Além disso, avaliou Marcos Cordeiro, a recusa das vacinas russas provocou efeitos políticos para o Brasil. O país colhe os frutos de um alinhamento ao governo do ex-presidente Donald Trump, e encontra-se, no momento, isolado da comunidade internacional, sendo visto como um risco sanitário global.
A pressão dos EUA sobre a América Latina
Ao abordar a pressão norte-americana no combate à COVID-19 na América Latina, o professor aponta que há dois elementos que devem ser considerados.
"Em primeiro lugar, ao politizar a pandemia da COVID-19, o governo de Donald Trump agiu para atrapalhar a cooperação internacional e criar uma disputa geopolítica, buscado demonizar a China e desacreditar a eficiência da vacina russa Sputnik V", explicou.
Marcos Cordeiro também criticou a forma como Trump abordou a importância da vacinação mundial, e disse que enquanto carregamentos de insumos destinados ao Brasil eram desapropriados, "o governo dos Estados Unidos aprofundava o negacionismo ao doar para o Brasil dois milhões de doses de hidroxicloroquina".

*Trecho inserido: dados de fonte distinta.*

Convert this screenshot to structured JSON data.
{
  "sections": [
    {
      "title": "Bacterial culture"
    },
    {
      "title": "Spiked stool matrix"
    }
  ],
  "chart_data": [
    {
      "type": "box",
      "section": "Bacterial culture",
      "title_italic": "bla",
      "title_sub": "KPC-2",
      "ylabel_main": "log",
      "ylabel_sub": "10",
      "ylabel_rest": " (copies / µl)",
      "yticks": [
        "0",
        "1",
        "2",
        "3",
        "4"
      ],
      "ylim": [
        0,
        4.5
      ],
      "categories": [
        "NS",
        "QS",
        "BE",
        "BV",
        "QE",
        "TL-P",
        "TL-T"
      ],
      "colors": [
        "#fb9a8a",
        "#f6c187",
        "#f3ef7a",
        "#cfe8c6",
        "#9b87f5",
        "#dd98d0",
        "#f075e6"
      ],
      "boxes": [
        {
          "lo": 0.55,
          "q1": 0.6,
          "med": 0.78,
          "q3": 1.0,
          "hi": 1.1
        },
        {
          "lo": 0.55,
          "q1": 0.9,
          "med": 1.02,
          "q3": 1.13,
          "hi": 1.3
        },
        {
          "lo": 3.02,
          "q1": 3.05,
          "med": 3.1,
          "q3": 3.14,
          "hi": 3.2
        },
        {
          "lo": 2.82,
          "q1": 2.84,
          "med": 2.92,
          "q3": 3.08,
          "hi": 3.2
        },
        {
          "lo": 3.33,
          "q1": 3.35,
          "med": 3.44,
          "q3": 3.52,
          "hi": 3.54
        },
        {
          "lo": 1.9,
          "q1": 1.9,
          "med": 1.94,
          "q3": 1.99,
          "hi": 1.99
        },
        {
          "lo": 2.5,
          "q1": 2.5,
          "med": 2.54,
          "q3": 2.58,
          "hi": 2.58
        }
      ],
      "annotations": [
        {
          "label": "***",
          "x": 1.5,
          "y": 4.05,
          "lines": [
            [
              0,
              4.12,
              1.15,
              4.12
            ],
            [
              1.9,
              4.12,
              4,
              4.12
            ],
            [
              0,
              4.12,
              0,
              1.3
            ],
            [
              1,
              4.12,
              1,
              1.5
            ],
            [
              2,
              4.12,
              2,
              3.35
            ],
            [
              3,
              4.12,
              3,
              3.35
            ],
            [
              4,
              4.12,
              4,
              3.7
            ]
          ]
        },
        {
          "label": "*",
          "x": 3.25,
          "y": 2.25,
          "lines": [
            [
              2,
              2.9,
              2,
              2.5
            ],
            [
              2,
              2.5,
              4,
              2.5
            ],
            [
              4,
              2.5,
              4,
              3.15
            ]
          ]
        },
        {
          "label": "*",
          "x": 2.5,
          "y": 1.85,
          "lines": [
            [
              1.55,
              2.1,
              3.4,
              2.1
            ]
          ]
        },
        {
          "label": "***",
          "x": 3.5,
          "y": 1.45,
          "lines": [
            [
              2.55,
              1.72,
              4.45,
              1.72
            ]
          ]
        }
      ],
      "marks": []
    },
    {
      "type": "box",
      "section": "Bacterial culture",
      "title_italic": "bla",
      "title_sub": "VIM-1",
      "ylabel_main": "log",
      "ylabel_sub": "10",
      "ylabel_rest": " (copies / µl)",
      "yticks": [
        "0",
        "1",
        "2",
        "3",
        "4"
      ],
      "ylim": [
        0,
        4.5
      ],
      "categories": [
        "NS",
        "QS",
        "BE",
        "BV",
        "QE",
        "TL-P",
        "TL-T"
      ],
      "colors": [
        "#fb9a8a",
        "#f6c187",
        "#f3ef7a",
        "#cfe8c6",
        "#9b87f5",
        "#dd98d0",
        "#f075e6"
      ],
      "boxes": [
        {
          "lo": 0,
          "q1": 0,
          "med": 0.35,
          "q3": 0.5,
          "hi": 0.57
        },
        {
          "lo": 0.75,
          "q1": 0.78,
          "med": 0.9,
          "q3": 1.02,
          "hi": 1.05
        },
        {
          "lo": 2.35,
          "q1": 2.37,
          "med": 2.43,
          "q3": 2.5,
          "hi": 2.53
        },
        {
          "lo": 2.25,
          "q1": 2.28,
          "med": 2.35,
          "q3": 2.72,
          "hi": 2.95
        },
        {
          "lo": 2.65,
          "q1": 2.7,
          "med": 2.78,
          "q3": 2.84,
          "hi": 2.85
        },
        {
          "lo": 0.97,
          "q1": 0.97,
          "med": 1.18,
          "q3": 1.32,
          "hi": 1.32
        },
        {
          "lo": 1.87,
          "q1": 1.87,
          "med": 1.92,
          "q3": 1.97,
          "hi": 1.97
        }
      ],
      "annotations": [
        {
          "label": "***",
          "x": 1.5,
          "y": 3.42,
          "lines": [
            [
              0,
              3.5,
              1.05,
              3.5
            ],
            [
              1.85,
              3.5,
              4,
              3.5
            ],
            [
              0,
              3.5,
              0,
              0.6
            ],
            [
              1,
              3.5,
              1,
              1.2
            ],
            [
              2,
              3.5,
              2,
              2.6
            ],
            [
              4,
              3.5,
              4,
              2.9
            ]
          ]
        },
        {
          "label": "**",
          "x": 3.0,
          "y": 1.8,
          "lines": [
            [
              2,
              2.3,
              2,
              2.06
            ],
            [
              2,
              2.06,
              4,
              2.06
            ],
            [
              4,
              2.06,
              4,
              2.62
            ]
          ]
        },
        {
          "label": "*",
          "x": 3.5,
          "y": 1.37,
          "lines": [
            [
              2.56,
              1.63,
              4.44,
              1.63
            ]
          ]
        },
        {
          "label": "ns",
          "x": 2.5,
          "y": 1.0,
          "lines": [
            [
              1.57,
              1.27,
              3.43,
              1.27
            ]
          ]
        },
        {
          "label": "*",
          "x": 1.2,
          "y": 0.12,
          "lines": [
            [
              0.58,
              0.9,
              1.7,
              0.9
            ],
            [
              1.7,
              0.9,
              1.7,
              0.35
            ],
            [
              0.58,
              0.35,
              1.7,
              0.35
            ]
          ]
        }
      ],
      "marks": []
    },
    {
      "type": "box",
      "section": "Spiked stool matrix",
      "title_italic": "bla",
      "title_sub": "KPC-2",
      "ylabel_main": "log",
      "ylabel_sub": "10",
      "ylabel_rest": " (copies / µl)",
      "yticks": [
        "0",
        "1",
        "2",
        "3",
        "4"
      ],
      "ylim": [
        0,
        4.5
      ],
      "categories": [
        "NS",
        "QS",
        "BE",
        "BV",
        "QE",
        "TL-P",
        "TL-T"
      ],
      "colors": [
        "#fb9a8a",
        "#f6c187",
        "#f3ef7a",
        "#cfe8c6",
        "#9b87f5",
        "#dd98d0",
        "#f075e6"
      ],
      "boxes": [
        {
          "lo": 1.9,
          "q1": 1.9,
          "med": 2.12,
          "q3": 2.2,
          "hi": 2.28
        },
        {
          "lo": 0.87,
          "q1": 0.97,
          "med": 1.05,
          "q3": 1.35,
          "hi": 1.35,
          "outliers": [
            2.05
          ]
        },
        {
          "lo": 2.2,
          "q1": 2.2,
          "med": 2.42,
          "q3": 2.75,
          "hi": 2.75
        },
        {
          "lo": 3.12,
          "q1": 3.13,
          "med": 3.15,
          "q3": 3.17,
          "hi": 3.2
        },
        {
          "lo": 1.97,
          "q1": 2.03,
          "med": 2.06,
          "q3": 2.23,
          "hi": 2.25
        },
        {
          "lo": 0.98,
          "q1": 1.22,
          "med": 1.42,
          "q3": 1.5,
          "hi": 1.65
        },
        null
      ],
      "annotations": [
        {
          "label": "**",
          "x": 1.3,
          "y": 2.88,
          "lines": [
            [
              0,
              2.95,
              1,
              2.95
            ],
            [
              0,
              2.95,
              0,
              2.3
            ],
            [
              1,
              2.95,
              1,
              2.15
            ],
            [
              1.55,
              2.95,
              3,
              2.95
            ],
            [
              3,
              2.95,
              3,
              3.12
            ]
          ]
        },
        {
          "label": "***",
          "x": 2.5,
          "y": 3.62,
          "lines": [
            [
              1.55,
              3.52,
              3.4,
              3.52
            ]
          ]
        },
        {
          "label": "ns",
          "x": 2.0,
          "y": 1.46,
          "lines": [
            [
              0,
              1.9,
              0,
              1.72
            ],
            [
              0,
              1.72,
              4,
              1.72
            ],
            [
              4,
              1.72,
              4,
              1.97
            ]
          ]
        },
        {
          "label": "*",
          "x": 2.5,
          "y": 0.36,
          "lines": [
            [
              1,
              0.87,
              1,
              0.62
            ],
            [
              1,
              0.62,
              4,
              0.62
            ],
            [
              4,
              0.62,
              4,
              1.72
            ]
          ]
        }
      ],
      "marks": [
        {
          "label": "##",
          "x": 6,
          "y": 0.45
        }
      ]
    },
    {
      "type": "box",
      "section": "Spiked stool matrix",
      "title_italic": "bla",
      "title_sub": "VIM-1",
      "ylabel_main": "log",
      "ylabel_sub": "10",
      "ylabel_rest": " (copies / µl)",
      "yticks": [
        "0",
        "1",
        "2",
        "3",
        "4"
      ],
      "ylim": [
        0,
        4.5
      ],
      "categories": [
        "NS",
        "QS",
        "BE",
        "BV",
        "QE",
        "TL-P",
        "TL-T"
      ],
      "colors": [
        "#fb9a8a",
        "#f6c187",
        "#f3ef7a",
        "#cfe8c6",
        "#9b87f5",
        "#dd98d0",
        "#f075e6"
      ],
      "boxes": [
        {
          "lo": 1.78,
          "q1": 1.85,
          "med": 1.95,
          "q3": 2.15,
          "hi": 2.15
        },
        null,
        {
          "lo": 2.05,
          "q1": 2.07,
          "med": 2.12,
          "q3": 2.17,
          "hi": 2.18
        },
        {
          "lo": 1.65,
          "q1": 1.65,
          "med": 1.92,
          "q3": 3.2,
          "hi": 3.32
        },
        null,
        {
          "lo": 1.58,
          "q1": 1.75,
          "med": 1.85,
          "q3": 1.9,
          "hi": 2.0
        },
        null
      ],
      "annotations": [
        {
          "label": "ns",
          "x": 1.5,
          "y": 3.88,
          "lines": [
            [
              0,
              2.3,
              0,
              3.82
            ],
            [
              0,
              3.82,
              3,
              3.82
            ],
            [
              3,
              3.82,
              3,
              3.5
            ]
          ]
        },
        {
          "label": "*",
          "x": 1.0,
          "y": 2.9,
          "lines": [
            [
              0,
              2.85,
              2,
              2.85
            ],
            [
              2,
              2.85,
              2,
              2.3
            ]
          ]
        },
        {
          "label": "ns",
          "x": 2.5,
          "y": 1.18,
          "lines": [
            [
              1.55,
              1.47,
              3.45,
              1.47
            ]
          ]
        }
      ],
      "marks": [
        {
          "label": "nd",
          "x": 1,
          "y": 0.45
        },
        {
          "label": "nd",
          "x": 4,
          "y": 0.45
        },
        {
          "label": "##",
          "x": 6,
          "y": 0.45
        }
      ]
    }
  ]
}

"Se tudo isso se restringisse aos Estados Unidos já seria um desastre. Mas as redes associadas ao governo Trump difundiram essas asneiras em escala global, principalmente no Brasil, cujo governo reproduziu integramente o negacionismo", avaliou o especialista.
Quando tudo começou...
Em sua análise, Marcos Cordeiro fez uma releitura sobre a cronologia da pandemia no último ano. Ele lembrou que, em 2020, durante o governo de Donald Trump, "os Estados Unidos fizeram um imenso desserviço ao combate da pandemia. Principalmente por politizar a doença, chamando-a de vírus chinês".
Neste sentido, ele relembrou ainda as recusas norte-americanas em apoiar iniciativas de coordenação por parte da Organização Mundial da Saúde (OMS). Para ele, há um momento claro que define como o Brasil e os EUA tratariam a chegada da pandemia: a questão da cloroquina.
"Mais adiante, ambos governos passaram a defender a cloroquina como tratamento para a doença. O Brasil reproduziu e replicou uma série de mentiras sobre a gravidade da doença, sobre a ineficácia de vacinas e sobre tratamentos esdrúxulos e ineficientes", disse o professor.
Aliados?
De acordo com o Ministério da Saúde, o embaixador dos Estados Unidos no Brasil, Todd Chapman, teria se colocado à disposição para auxiliar a ampliar a oferta de oxigênio, incluindo cilindros e caminhões para transporte, além de remédios do kit intubação.
Questionado sobre o Brasil ter pedido vacinas ao país que o persuadiu contra o uso da Sputnik V, o professor fez uma leitura sobre o que chamou de "diplomacia das vacinas" dos EUA. Ele avaliou como positivas as mudanças propostas por Joe Biden no combate à COVID-19, porém alertou.
"Uma coisa não mudou: a intensificação das rivalidades [dos EUA] com a China e a Rússia, que está atingindo outro patamar", disse.
"Do lado brasileiro, também houve mudanças, já que o governo federal reverteu parte de seu negacionismo e passou a apostar na vacinação em massa e também em uma mudança na chefia do Ministério da Saúde", explicou Marcos Cordeiro.
Neste sentido, ele avalia que "houve uma maior sintonia entre a área da saúde do Brasil com a dos Estados Unidos, chegando ao ponto de ocorrer uma reunião entre o novo ministro e Antony Faucci, a principal autoridade epidemiológica estadunidense".
"Entretanto, apesar dessa nova abordagem, dificilmente o Brasil obterá um lote expressivo de vacinas, pois nesse aspecto continua valendo a premissa do 'América Fisrt'. A expectativa mais realista é a de que apenas em julho, depois de vacinar a maior para de seus cidadãos, é que o governo Biden iniciará a própria diplomacia das vacinas".